Amerika’nın yaşadığı hezimet Taliban için büyük bir zafer olsa da Afganistan halklarını daha kaotik süreçler ve yeni vahşetler bekliyor. Amerika sahneden çekilirken Taliban baskıcı bir rejim kuracağının açık işaretlerini veriyor, Afganistan’a komşu olan Çin, İran, Pakistan, Türkmenistan, Tacikistan ve Özbekistan ile Afganistan’la sınırdaş olmayan ama önemli çıkarları olan Rusya ve Hindistan oluşan boşlukta çıkarlarını korumak için yeni pozisyonlar alıyor. Binlerce kilometre ötedeki Türkiye hükümeti bile bu yeni durumda bir rol kapmak için tehlikeli sularda yüzüyor. Afganistan gelecekte de birçok vesayet savaşına zemin olacağa benziyor. Afganistan’da demokrasi, özgürlük ve adalet isteyen kadınlar, azınlıklar ve insan hakları savunucularının talepleri ise reel politik çıkarlara bir kez daha kurban ediliyor. 20 yıl önce “Kalıcı Özgürlük Operasyonu” adıyla başladıkları işgali bitiren ABD’de işgalin savunucuları “beyaz feministler” bile artık “Afgan kadınları kurtarmaktan” söz etmiyor.

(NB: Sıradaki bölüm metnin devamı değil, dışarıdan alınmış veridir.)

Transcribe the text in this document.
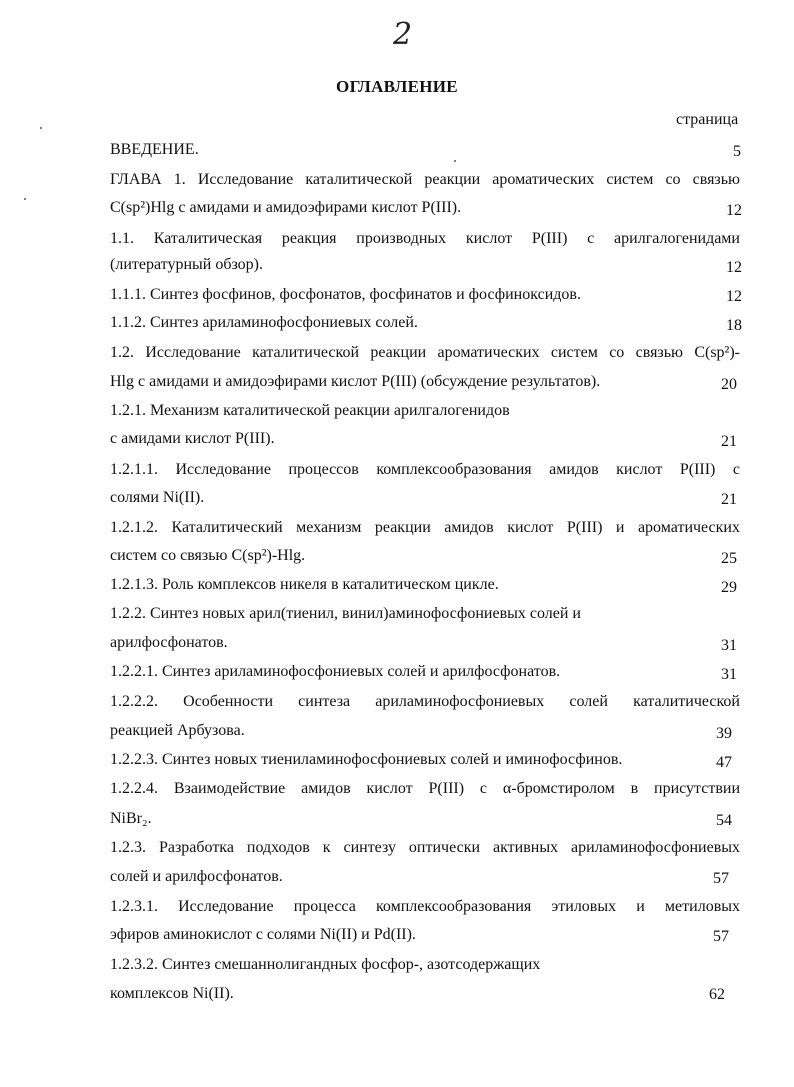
2
ОГЛАВЛЕНИЕ
страница
ВВЕДЕНИЕ.	5
ГЛАВА 1. Исследование каталитической реакции ароматических систем со связью
C(sp²)Hlg с амидами и амидоэфирами кислот P(III).	12
1.1. Каталитическая реакция производных кислот P(III) с арилгалогенидами
(литературный обзор).	12
1.1.1. Синтез фосфинов, фосфонатов, фосфинатов и фосфиноксидов.	12
1.1.2. Синтез ариламинофосфониевых солей.	18
1.2. Исследование каталитической реакции ароматических систем со связью C(sp²)-
Hlg с амидами и амидоэфирами кислот P(III) (обсуждение результатов).	20
1.2.1. Механизм каталитической реакции арилгалогенидов
с амидами кислот P(III).	21
1.2.1.1. Исследование процессов комплексообразования амидов кислот P(III) с
солями Ni(II).	21
1.2.1.2. Каталитический механизм реакции амидов кислот P(III) и ароматических
систем со связью C(sp²)-Hlg.	25
1.2.1.3. Роль комплексов никеля в каталитическом цикле.	29
1.2.2. Синтез новых арил(тиенил, винил)аминофосфониевых солей и
арилфосфонатов.	31
1.2.2.1. Синтез ариламинофосфониевых солей и арилфосфонатов.	31
1.2.2.2. Особенности синтеза ариламинофосфониевых солей каталитической
реакцией Арбузова.	39
1.2.2.3. Синтез новых тиениламинофосфониевых солей и иминофосфинов.	47
1.2.2.4. Взаимодействие амидов кислот P(III) с α-бромстиролом в присутствии
NiBr₂.	54
1.2.3. Разработка подходов к синтезу оптически активных ариламинофосфониевых
солей и арилфосфонатов.	57
1.2.3.1. Исследование процесса комплексообразования этиловых и метиловых
эфиров аминокислот с солями Ni(II) и Pd(II).	57
1.2.3.2. Синтез смешаннолигандных фосфор-, азотсодержащих
комплексов Ni(II).	62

ABD’nin Afganistan’dan çekilmesi Türkiye’yi yakından ilgilendiriyor. Başından beri NATO üyesi olarak Afganistan işgalinde rol alan Türkiye’nin bu ülkedeki askeri varlığı ve özellikle son iki yılda Türkiye’ye sığınan Afganlar meselesi önemli başlıklar. Cumhurbaşkanı Erdoğan ABD ile Kabil Havaalanının güvenliği için müzakereler yaparak rol kapmak istedi. Taliban’ın, NATO ile gelenin NATO ile gitmesi gerektiğini aksi halde Türkiye’yi “işgalci” olarak göreceğini açıklaması üzerine Erdoğan “Türkiye’nin Taliban’ın inancıyla alakalı ters bir yanı yok” demiş, yakında Taliban liderlerini kabul edebileceğini ifade etmişti. En son, Taliban sözcüsü de Türkiye’yi düşman değil müttefik olarak gördüklerini ifade etti. Anlaşılan o ki Türkiye ve Taliban arasındaki ilişkiler çıkarlar temelinde yapılandırılacak. Savaştan kaçıp Türkiye’ye gelen Afganlar konusunda ise hükûmetin ne yaptığını bilen yok. Bir şantaj ve tehdit unsuru olarak kullandıkları Suriyeli mültecilerin yanında Afganları bir koz olarak Avrupa’ya karşı kullanmaları muhtemeldir. Zaten Angela Merkel de Afganistan konusunda Türkiye ile çalışmak istediklerini ifade ederek Alman devletinin pozisyonunu şimdiden açıkladı.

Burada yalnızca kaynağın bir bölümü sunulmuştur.